Issue(s): Punisher #12, Punisher #13
He's also got some views on torture.
The Punisher disguises himself as a trucker on his way to the Utah prison, and that leads to a scene where he turns down a proposition by a waitress by claiming he's found the Lord.
There's a radical anarchist group, a direct analogue to the Manson family led by a guy named Charlie "Samson".
You all know Samson, don't you? In 1972, he led his band of hippy pranksters out of the Hollywood hills, into the home of expatriate film director Nor Kozalwoski. Kozalwoski wasn't home, but his pregnant wife, Julia, was. Samson's gang slaughtered her and three others as part of their "war" on rich capitalist pigs.
The Samson followers are planning to free Saunders, and the Punisher pretends to be from their group while rescuing him. But he fails to say the code word, and Saunders knocks him out and then the real radicals show up.
It turns out the Samson gang aren't even interested in Saunders anymore, so they kill him and leave with the Punisher's truck full of weapons.
The Punisher is left to be captured by the cops, but he is rescued by his contact at the prison where Saunders was being kept. Dude is totally cut.
This prison guard guy is sympathetic to the Punisher's cause, to say the least, and he insists on going along with the Punisher and bringing his wife and station wagon. The wife is also a prison guard.
They are both kind of nutty, especially the wife, Conchita.
She makes a pass at the Punisher later.
The Punisher and his weird sidekicks' operation against the Samson gang doesn't go well at first, and some police officers are shot.
And Charlie Samson nearly gets away.
Then the male prison guard sacrifices himself by blowing up the Punisher's truck, taking out the gang, and the Punisher manages to shoot down Samson. Conchita survives, and we'll be seeing her again.
It's worth noting that this whole thing is a disaster for the Punisher. Saunders was on death row; he wasn't going anywhere. And the Feds already knew about the Samson gang's planned break-out operation, so they could have been caught as well, but the Punisher needed to go and free Saunders so he could torture and kill him. Instead, Saunders would have escaped if it wasn't for the whims of the other radicals, and the Punisher got his weekend warrior prison guard friend killed as well as some police officers, and it could have been a lot worse. When i saw how this story opened my first thought was that it's here that we're seeing the conservative anti-crime fantasy that i've been looking for in Mike Baron's Punishers getting played out, but i'm left wondering if the intention was actually to show how wrong-headed that kind of thinking is.

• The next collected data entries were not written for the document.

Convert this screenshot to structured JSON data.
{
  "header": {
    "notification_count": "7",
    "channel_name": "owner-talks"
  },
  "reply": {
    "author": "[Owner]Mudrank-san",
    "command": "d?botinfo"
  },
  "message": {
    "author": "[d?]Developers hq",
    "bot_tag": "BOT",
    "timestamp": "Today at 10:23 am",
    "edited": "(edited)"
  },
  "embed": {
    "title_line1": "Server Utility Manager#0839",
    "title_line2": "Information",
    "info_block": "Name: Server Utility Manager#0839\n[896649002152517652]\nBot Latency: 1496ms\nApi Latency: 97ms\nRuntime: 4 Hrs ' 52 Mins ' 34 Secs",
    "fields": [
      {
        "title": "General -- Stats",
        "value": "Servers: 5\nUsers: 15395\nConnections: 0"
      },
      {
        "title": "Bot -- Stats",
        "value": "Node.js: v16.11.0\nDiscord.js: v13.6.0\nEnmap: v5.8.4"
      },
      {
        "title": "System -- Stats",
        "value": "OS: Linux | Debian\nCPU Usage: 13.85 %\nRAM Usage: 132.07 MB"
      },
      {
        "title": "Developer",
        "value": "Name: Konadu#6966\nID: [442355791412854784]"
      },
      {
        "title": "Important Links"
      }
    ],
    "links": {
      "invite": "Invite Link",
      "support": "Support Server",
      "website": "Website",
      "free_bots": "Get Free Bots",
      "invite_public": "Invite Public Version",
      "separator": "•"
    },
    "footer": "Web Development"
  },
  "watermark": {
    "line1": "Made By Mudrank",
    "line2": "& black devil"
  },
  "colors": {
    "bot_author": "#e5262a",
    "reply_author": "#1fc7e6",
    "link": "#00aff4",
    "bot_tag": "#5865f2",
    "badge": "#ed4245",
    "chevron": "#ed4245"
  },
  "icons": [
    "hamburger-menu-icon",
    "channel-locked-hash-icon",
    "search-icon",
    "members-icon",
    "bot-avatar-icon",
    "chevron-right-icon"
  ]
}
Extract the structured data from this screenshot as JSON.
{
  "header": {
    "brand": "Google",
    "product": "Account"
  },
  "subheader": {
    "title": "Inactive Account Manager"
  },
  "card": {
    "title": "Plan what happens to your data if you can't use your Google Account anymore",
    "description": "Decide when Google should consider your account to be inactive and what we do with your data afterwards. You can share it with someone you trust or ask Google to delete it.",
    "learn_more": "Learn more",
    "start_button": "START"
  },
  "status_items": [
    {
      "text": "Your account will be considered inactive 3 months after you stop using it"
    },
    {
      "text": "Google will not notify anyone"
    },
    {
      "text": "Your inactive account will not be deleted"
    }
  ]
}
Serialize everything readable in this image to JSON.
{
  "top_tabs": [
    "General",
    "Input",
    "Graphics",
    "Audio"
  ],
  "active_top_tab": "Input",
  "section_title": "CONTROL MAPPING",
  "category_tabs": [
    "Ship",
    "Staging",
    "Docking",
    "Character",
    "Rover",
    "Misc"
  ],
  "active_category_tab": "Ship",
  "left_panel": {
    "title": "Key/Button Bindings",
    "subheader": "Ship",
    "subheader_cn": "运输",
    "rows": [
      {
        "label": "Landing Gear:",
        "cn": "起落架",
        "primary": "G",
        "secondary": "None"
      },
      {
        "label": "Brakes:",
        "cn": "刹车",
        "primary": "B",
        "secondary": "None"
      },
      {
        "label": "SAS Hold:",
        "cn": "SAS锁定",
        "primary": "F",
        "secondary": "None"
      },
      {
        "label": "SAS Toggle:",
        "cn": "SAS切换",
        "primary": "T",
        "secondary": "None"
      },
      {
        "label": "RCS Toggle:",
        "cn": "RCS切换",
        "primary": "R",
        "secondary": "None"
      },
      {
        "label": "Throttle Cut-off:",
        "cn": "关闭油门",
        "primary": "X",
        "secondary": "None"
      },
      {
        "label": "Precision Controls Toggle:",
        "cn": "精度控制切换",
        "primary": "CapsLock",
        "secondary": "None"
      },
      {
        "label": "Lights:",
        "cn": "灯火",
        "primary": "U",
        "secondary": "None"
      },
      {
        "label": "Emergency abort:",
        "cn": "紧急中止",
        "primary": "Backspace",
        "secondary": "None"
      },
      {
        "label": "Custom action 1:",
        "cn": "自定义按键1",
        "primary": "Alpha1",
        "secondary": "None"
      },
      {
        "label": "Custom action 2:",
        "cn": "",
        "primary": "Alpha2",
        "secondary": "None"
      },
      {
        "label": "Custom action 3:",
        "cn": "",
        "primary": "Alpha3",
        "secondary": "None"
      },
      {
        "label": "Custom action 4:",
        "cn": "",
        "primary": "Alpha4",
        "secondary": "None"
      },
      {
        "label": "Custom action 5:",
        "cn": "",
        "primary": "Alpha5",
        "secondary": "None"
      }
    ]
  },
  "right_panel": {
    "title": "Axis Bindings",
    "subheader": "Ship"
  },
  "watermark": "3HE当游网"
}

I like Whilce Portacio's work on this title, but it's worth noting that his Punisher is getting younger looking and has free flowing hair that i don't think is a great look for the disciplined, tightly wound character.
Quality Rating: B
Chronological Placement Considerations: N/A
Continuity Insert? N
My Reprint: N/A
Not sure why the Manson Family-analogues were called "pranksters". Ken Kesey's Merry Pranksters never killed anybody.
Posted by: Mark Drummond | July 13, 2014 10:35 PM
I'll have to check later on, but I have an idea in the back of my head that Fraction's 'War Journal' run had Punisher condemning torture as ineffective.
Posted by: cullen | July 13, 2014 10:46 PM
You have these issues between Spectacular 142 and 143 where Castle is under the Persuader's control.
Posted by: Erik Robbins | August 2, 2014 1:20 AM
Thanks Erik and Michael who also pointed this out in Spectacular Spider-Man #143's entry. I did make that note in the Spectacular Spider-Man #140-142 entry but was waiting to read Punisher #14 and Punisher War Zone #1 before deciding whether it mattered if it was moved before or after the Spider-Man issues. Having read them now, it's clear it doesn't matter and i've moved this before.